When Sequenzy sends a newsletter for example.com, it adds a DKIM-Signature header:

DKIM-Signature: v=1; a=rsa-sha256; d=example.com; s=seq1; h=from:to:subject:date; bh=abc123...; b=xyz789...

Breaking it down: - d=example.com shows which domain signed the email - s=seq1 is the selector (identifies which key to use) - b= is the actual cryptographic signature

When Gmail receives this email, it looks up seq1._domainkey.example.com in DNS, finds the public key, and uses it to verify the signature. If someone modified the email in transit, the verification would fail.

Best Practices

  • 1Use a 2048-bit key or larger for security (1024-bit is considered weak)
  • 2Rotate DKIM keys periodically (every 6-12 months) for security
  • 3Set up DKIM for all domains and subdomains you send from
  • 4Monitor DKIM signing success in your email platform dashboard
  • 5Test your DKIM setup with tools like mail-tester.com before sending

Automatic DKIM Signing

Sequenzy automatically signs all your emails with DKIM. Just add our DNS records to your domain.

Learn More

Frequently Asked Questions

Your email provider generates a DKIM key pair. You add the public key as a TXT record in your DNS (usually at selector._domainkey.yourdomain.com). The provider handles signing with the private key automatically. The record looks like a long string starting with 'v=DKIM1; k=rsa; p=...'.

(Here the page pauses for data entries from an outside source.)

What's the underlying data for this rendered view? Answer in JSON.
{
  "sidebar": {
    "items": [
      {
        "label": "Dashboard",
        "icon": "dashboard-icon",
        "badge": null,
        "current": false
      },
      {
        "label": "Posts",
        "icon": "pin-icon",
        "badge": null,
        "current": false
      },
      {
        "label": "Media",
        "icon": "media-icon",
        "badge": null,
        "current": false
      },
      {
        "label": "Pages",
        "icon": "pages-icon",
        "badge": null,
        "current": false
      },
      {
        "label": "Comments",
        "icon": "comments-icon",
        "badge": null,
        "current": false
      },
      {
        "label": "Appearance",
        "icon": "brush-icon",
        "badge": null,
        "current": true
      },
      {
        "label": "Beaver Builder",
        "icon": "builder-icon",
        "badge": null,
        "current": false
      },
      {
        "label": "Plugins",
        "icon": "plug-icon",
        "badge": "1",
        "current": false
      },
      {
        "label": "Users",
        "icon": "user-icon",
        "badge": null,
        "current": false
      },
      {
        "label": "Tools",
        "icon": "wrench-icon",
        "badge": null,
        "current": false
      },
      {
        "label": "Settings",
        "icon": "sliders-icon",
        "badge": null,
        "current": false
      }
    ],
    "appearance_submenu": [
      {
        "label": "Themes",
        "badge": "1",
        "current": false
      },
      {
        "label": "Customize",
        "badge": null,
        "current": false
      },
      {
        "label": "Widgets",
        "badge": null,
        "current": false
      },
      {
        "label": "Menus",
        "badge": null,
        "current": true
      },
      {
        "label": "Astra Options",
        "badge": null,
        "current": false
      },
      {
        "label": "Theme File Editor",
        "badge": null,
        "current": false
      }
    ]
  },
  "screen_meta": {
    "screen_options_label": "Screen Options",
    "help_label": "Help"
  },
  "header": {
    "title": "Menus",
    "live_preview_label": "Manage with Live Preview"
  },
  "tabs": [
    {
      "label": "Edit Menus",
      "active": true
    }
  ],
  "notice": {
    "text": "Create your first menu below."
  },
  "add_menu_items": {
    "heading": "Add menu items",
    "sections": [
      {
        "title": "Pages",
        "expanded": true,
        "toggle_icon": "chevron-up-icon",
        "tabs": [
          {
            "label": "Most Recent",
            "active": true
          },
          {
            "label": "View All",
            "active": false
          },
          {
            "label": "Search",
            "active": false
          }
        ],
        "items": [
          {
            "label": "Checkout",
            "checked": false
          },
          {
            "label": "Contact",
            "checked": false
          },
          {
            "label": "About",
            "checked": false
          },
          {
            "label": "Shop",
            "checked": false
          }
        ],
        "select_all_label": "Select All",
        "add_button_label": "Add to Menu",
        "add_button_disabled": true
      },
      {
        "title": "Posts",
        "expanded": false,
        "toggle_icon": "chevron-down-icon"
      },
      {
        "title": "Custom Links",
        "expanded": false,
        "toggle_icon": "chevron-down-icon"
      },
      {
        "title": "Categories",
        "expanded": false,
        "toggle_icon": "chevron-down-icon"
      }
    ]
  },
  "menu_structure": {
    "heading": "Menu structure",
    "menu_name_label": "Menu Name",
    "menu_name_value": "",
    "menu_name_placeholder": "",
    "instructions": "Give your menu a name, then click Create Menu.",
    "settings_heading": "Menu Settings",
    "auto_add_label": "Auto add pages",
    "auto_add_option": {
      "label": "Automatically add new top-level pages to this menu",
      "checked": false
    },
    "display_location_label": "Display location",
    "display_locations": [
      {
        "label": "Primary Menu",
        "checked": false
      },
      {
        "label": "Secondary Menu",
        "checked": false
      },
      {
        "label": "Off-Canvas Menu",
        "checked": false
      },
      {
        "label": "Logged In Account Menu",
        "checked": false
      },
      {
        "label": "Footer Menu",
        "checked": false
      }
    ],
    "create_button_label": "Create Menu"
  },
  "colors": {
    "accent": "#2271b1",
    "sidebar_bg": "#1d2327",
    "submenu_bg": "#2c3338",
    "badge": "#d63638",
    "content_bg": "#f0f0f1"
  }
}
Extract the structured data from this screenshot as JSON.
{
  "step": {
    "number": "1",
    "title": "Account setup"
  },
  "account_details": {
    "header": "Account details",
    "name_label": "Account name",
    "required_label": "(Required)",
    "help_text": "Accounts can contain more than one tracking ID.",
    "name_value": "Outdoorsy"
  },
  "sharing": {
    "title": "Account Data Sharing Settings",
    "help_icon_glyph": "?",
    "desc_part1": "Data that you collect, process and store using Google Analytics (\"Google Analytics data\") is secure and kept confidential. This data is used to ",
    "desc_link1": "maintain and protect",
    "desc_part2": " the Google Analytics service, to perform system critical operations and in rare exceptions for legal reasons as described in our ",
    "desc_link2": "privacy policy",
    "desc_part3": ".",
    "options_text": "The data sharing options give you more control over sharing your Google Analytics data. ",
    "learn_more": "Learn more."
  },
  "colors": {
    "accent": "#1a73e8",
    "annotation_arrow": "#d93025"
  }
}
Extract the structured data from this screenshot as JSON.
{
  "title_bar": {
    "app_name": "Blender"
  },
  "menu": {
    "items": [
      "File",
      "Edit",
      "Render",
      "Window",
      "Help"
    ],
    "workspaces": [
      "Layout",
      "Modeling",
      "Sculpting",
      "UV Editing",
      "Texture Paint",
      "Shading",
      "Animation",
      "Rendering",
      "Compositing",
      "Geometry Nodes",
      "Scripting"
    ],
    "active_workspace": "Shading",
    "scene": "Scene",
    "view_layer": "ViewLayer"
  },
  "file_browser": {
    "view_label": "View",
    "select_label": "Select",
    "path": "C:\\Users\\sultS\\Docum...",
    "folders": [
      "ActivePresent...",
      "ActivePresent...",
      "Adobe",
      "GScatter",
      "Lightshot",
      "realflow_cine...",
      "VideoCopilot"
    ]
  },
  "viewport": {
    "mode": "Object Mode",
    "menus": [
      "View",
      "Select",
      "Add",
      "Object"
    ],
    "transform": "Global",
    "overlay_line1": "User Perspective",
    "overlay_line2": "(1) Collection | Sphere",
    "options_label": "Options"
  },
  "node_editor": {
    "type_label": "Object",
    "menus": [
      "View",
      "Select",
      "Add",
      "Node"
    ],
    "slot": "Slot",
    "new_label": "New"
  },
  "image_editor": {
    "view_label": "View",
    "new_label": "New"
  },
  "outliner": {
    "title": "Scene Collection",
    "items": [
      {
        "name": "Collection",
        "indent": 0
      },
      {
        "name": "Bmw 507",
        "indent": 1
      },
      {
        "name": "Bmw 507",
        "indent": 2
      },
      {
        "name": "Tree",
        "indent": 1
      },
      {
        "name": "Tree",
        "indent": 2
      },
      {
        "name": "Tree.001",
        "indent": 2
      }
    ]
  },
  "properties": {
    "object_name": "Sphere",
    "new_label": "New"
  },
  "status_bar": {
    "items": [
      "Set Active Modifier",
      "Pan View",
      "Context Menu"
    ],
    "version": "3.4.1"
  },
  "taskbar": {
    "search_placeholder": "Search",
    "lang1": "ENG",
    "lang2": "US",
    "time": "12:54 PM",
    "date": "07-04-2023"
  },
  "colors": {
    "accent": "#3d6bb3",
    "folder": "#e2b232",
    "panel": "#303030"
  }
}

A DKIM selector is a name that identifies a specific DKIM key. It allows you to have multiple DKIM keys for different services (like 'google' for Google Workspace and 'seq1' for Sequenzy) or for key rotation. The selector appears in the DKIM-Signature header and tells receivers which DNS record to check.

Common DKIM failures include: DNS record not found (incorrect selector or domain), key mismatch (wrong public key in DNS), email modification in transit (some forwarding services break DKIM by changing headers), or the key being too short. Check your DNS records and run a DKIM validator.